# Merry Christmas & Happy Holidays from Canon Rumors



## Canon Rumors Guy (Dec 24, 2019)

> I just wanted to wish the Canon Rumors community a  Merry Christmas and Happy Holidays. It has been another fun year engaging with the photography community and talking all things Canon and gear.
> I’d like to thank all of the following partners and friends for another great year.
> 
> Adorama
> ...



Continue reading...


----------



## Architect1776 (Dec 24, 2019)

Canon Rumors Guy said:


> Continue reading...



Merry Christmas to all as well.


----------



## Tom W (Dec 24, 2019)

Merry Christmas, all!
Happy Hanukkah!


----------



## canonnews (Dec 24, 2019)

Happy holidays! Merry Christmas!
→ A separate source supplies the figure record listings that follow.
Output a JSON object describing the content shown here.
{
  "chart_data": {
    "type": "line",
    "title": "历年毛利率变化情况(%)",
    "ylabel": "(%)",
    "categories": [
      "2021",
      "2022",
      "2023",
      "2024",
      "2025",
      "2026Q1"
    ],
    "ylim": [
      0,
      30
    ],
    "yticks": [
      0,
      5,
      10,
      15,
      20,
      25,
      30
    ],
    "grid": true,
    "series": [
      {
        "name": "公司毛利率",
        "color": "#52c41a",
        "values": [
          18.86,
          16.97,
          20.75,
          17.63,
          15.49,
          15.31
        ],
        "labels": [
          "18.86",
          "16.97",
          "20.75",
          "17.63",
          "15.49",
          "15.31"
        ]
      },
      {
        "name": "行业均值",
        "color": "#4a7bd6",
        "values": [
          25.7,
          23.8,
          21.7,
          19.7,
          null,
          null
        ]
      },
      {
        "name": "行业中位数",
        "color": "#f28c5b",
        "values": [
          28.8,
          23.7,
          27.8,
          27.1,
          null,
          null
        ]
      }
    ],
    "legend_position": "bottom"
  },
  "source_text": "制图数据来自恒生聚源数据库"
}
Feliz Navidad!


----------



## dominic_siu (Dec 24, 2019)

Merry Christmas to all of you!


----------



## Click (Dec 24, 2019)

Merry Christmas to all of you.


----------



## Andy Westwood (Dec 24, 2019)

Merry Xmas to you all, I'm enjpying the rumor mill banter from this forum and hope it continues for years to come


----------



## keithcooper (Dec 24, 2019)

All the best from myself and Karen (aka the house management) at Northlight Images in Leicester.

Regards too to all the people supporting our articles and reviews (and the odd rumour)!


----------



## privatebydesign (Dec 24, 2019)

Seasons greetings and all the best for the New Year to all from me too, I’m at home with my wife in Florida for our first Christmas together in our home we have lived in for ten years!
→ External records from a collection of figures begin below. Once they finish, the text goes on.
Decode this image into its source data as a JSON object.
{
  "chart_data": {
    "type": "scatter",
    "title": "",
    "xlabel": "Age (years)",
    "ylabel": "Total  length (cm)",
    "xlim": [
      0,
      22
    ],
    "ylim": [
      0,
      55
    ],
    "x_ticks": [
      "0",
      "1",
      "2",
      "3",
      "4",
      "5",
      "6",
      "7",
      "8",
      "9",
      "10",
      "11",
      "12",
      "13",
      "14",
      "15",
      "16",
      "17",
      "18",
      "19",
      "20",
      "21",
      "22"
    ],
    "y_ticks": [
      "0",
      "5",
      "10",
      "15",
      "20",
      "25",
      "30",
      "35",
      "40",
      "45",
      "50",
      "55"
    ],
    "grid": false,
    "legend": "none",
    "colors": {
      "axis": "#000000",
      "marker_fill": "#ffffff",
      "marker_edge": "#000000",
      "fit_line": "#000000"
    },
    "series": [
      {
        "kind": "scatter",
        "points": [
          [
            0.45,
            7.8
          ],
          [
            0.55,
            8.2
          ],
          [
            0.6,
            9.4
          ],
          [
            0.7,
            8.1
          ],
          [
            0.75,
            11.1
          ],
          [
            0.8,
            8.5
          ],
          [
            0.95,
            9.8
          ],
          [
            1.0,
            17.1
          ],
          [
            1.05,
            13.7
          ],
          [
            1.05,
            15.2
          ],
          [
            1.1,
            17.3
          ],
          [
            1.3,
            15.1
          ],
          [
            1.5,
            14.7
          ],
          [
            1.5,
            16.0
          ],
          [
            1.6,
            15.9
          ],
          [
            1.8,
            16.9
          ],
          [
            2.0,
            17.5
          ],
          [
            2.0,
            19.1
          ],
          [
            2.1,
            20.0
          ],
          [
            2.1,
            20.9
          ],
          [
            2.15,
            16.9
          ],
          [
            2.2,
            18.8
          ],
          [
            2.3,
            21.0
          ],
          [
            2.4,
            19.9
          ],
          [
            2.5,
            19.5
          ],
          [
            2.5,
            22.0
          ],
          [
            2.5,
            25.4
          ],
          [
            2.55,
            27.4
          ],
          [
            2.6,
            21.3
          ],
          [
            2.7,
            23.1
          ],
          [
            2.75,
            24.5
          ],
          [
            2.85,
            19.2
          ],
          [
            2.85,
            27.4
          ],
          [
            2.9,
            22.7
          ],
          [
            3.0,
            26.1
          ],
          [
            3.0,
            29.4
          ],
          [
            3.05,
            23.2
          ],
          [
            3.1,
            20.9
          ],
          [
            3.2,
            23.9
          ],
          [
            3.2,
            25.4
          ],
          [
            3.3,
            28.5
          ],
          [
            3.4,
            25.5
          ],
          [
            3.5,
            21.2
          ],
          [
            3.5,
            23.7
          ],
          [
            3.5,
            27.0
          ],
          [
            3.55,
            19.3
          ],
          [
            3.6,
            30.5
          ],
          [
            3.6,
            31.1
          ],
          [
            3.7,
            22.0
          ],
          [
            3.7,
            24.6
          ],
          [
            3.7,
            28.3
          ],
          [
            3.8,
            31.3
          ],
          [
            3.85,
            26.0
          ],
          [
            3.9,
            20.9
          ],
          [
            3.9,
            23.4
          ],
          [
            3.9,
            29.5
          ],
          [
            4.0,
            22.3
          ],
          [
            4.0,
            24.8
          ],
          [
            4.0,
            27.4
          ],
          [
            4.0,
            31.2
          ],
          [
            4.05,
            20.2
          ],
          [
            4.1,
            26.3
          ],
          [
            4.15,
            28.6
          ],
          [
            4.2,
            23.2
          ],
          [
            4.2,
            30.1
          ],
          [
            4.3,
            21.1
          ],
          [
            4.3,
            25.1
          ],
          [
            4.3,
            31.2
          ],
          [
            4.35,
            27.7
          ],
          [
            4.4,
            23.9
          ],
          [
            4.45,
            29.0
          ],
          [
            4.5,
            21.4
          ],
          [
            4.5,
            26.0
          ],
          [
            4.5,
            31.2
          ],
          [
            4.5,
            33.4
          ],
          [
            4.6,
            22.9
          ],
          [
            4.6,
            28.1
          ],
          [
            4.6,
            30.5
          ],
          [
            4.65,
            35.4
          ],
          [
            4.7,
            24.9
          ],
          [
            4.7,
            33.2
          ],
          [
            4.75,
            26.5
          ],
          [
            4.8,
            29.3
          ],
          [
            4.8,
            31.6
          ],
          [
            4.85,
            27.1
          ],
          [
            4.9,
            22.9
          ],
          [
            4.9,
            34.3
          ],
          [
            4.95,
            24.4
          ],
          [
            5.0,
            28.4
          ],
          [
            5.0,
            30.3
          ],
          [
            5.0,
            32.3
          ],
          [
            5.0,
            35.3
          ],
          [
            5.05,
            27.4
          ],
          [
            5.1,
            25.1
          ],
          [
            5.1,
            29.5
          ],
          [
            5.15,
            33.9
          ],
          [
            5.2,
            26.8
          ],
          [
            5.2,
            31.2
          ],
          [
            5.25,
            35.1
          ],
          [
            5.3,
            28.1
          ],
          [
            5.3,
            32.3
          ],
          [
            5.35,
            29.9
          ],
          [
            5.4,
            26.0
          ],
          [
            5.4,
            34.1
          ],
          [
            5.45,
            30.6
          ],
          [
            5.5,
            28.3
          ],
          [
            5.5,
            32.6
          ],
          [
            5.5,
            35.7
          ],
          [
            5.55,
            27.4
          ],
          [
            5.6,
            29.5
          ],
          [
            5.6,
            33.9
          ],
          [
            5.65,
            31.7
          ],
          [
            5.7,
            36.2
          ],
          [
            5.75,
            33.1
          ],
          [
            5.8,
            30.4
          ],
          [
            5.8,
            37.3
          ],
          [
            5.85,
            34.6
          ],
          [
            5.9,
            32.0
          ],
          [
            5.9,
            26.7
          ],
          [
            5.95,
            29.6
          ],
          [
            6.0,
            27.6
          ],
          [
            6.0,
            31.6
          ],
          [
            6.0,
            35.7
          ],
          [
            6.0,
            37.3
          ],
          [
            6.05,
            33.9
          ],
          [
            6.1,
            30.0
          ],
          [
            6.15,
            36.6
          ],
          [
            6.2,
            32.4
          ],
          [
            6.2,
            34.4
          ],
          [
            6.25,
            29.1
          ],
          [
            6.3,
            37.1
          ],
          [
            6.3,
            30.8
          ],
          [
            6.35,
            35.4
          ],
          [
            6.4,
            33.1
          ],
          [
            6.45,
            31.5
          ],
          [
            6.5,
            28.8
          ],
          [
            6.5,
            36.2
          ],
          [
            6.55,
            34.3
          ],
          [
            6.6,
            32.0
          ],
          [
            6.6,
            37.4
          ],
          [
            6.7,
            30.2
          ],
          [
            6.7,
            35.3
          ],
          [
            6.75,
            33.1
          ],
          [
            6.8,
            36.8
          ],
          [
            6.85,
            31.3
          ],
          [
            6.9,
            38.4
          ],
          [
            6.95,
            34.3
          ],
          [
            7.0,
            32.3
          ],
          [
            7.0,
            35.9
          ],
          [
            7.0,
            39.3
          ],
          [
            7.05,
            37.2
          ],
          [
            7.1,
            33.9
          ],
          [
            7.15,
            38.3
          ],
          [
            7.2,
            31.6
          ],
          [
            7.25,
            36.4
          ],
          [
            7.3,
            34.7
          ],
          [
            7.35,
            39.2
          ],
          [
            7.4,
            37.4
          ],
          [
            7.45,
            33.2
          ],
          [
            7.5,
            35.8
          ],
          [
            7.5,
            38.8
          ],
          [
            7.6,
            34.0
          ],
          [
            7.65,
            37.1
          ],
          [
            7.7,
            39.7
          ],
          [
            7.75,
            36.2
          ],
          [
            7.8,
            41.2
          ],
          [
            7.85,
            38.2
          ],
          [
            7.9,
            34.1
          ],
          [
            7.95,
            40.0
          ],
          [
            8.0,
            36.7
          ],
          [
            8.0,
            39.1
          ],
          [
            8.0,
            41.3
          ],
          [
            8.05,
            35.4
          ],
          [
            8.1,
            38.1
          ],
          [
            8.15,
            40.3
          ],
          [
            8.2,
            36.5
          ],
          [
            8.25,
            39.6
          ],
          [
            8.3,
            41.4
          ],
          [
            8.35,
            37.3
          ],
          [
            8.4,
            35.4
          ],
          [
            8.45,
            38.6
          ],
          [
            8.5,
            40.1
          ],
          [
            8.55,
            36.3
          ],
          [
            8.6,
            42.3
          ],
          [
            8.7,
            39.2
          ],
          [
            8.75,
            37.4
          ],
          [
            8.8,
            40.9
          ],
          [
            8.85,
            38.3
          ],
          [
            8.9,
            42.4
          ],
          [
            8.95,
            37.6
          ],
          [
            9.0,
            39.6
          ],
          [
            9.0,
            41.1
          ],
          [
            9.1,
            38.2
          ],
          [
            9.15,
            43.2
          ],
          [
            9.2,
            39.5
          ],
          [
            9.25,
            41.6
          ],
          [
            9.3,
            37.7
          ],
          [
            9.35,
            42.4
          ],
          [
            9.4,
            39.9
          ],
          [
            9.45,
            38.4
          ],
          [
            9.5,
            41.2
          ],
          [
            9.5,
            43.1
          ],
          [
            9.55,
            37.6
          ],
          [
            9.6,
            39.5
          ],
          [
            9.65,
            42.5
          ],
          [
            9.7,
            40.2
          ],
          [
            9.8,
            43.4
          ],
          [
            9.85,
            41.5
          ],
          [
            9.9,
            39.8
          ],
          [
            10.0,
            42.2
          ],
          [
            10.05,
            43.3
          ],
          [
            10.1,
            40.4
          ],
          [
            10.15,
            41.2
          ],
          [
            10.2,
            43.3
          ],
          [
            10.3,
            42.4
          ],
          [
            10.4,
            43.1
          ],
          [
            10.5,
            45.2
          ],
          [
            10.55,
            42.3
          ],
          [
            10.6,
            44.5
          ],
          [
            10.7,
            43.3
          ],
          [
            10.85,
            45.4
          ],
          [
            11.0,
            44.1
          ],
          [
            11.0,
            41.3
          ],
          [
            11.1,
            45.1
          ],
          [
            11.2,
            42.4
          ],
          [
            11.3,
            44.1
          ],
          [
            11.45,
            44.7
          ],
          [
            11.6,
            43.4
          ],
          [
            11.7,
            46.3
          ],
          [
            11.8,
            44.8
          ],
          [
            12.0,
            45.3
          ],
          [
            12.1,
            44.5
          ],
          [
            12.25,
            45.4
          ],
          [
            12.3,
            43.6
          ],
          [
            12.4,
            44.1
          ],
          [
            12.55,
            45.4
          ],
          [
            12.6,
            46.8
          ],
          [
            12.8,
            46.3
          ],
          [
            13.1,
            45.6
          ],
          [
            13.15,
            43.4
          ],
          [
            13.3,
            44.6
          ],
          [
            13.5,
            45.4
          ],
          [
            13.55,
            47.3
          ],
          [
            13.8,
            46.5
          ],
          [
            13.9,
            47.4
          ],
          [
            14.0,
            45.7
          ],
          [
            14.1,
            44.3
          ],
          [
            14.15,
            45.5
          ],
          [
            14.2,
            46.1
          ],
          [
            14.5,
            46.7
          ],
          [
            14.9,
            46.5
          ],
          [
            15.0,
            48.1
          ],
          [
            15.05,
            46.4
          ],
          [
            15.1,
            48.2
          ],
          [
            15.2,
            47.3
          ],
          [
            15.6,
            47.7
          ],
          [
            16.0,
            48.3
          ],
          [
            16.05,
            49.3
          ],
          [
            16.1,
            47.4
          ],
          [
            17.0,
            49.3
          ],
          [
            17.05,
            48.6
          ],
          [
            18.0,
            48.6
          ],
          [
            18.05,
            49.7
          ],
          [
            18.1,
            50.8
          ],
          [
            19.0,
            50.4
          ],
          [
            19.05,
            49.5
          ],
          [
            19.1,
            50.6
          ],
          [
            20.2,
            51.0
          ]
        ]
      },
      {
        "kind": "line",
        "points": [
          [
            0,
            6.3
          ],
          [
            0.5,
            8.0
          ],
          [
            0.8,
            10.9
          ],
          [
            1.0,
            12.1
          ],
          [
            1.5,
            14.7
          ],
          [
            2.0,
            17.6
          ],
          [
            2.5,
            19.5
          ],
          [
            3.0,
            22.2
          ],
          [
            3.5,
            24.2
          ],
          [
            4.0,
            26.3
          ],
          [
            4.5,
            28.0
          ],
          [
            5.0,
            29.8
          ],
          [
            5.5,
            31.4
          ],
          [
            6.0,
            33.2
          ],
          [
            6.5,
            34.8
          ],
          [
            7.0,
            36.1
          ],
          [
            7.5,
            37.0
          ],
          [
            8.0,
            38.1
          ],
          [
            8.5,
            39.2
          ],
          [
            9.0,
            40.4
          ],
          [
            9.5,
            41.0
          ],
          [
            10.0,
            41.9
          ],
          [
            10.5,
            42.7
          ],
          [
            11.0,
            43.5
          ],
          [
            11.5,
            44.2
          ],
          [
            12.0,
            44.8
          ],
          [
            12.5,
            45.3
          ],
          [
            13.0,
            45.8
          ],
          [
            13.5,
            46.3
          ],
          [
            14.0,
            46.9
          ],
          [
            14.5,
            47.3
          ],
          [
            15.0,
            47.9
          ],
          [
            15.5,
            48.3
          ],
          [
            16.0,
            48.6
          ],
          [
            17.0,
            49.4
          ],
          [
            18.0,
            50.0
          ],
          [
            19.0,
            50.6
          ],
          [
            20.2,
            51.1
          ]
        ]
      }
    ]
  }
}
Hope we all get those shots we want next year!


----------



## FramerMCB (Dec 24, 2019)

Merry Christmas to one and all!!!

And here's to 2020 being an incredible year for photographers!

Thanks Craig for this site and your commitment to the CANON photog community!!!


----------



## Don Haines (Dec 24, 2019)

Merry Christmas to all from me and the cats.


----------



## jprusa (Dec 24, 2019)

Merry Christmas to all and have safe New Year!


----------



## ethanz (Dec 24, 2019)

Merry Christmas to you Craig and all the other fun people of CR. And I guess to you too Jack.


----------



## bhf3737 (Dec 24, 2019)

Joyful Merry Christmas and Happy Hanukkah to all.


----------



## navastronia (Dec 24, 2019)

cheers, all!


----------



## Jethro (Dec 24, 2019)

Merry Christmas and thanks for all the content and comments throughout the year. The first of my Vanilla orchids (that grow from the bottom of hanging baskets) appeared in time for Christmas today:


----------



## SteveC (Dec 24, 2019)

May your lenses never fog

May your cards never corrupt

May your batteries never die at the worst possible moment,

May you never ever need your UV filter to do the job most people actually buy them for,

and

May you all have a Merry Christmas!


----------



## jd7 (Dec 25, 2019)

Merry Christmas one and all!


----------



## Jasonmc89 (Dec 25, 2019)

Merry Canonmas


----------



## Viggo (Dec 25, 2019)

Merry Christmas to you all!


----------



## edoorn (Dec 25, 2019)

Merry Christmas and a happy and gear-overloaded 2020!


----------



## MrFotoFool (Dec 25, 2019)

I hope everyone has a blessed Christmas (and don't have to work Christmas Day as I do). I switched to Nikon this summer so I haven't been on this site in a while, but I popped in to send Christmas greetings. (Though I don't regret the change I do miss this site, because it is miles above Nikon Rumors).


----------



## stevelee (Dec 25, 2019)

Mele Kalikimaka!







I was in Hawaii for Christmas two years ago. Honolulu goes all out in decorating the city hall and the adjacent park. Here is a page of my pictures from then:

Honolulu holiday lights


----------



## Stuart (Dec 25, 2019)

Thanks for all the excitement throughout the year - Happy Christmas and a "Many Rumours New Year"


----------



## Bennymiata (Dec 25, 2019)

Happy rumours to all!
Don't forget to change your copyright info on your cameras to update for 2020.


----------



## magarity (Dec 28, 2019)

SteveC said:


> May your lenses never fog
> May your cards never corrupt
> May your batteries never die at the worst possible moment,
> May you never ever need your UV filter to do the job most people actually buy them for,


May your firmware updates never brick your device.


----------